Collect Your Cleaning Supplies
You can not begin the cleaning job without having all the necessary supplies. Luckily, the list of items you will need to clean vinyl siding is fairly small. It is easy to get what you need from a local home improvement store, or even some general stores.
1. Cleaning Brush
The main tool that you will want for the job is a long-handled, soft-bristled brush—this is what you will do all the washing with. It will look similar to a push broom, and will make it easier to reach large sections of siding effectively. If you have family or friends helping out, make sure to get several of these brushes to speed up the job.
2. The Cleaner
When it comes to choosing a cleaner, there are quite a few available options. If you do not want to mix up your own cleaner, you can go with a bio-degradable vinyl cleaner, which you should be able to buy at most home improvement stores.

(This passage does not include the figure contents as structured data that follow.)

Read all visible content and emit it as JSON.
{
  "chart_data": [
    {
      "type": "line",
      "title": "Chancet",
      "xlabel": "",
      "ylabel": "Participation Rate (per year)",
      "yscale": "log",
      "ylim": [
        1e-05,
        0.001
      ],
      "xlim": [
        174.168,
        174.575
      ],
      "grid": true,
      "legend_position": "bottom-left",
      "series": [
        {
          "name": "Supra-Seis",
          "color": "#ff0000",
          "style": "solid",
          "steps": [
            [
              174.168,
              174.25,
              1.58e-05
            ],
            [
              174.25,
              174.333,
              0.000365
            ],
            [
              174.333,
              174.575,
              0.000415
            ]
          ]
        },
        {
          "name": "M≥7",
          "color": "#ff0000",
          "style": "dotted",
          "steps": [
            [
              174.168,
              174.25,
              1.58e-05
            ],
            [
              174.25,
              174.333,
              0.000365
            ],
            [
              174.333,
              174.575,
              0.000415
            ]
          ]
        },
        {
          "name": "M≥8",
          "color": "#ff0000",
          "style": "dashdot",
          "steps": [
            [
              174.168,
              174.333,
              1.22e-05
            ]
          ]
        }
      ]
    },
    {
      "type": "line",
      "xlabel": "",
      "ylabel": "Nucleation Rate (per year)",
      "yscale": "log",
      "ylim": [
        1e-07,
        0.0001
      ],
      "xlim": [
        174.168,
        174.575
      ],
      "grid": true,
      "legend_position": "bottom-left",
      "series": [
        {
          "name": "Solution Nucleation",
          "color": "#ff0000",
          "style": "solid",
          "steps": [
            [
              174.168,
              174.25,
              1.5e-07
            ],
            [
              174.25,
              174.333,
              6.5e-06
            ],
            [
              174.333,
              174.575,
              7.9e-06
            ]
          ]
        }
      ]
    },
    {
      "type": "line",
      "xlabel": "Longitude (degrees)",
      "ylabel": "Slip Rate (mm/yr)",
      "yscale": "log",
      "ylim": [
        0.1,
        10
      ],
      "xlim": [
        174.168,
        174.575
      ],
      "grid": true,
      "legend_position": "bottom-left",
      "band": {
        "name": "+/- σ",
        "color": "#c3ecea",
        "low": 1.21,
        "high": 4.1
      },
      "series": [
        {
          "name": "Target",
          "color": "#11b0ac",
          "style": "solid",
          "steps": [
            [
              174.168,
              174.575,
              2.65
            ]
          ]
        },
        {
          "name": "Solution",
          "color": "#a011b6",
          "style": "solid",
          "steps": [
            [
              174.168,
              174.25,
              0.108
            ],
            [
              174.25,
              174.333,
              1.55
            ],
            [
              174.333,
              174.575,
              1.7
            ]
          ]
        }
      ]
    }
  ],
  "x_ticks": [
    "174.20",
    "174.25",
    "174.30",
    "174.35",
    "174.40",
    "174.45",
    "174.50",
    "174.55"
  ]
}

However, if you do not mind getting your hands dirty and mixing up a cleaner yourself, you can make a DIY solution for less money.
- Light Duty Cleaner: To create a light-duty cleaner, mix together seven parts water to three parts white vinegar. That is all you need to remove light mold, mildew, and discoloration. This mixture should work well on your home, and you will not have to worry about doing damage to anything nearby. Best of all, it is a natural solution and does not pose a risk to anyone. The only downside is that you’ll have to deal with the vinegar smell as you wipe down the house.
- Heavy Duty Cleaner: For heavy discoloration or mold, you’ll have to rely on household cleaners to get the job done. First, add a gallon of water to a large bucket. Then, toss in a third cup of powder laundry detergent, two-thirds of a cup of household cleaner, and one quart of liquid laundry bleach. This solution will smell strong, but it will do a thorough and effective job at cleaning heavier stains on your vinyl siding.
3. A Ladder
Unless you live in a single-level home, you probably will not be able to clean all the siding off of the ground. Use a ladder if sections of your home will still be out of reach with even a five- or six-foot handled brush.
If you only need to get an extra six feet or so off the ground, it makes sense to go with a step ladder, because it will be more convenient to work from. If you need to reach even higher than six feet, you will likely want to invest in an extension ladder instead, to make sure you can reach all of the siding on your home.
For safety measures, make sure the ladder is durable and can hold your weight—and anyone else’s weight who will be using it—without a problem.
How to Clean Vinyl Siding
Dip the brush in the cleaning solution and scrub the upper portion of the siding first, working your way down to the ground as you go. Use a heavy back-and-forth motion to scrub away any dirt and grime. After you scrub one section of your home, rinse it off with a hose sprayer or a garden sprayer. Continue around the outside of the home until all the sections are scrubbed completely.
It might take a few days to complete the job, but cleaning your vinyl siding will prevent mildew and mold from developing, You only have to clean vinyl siding a few times per year to keep it in good shape. This will extend the life of the covering overall, and it will also save you money in the long run.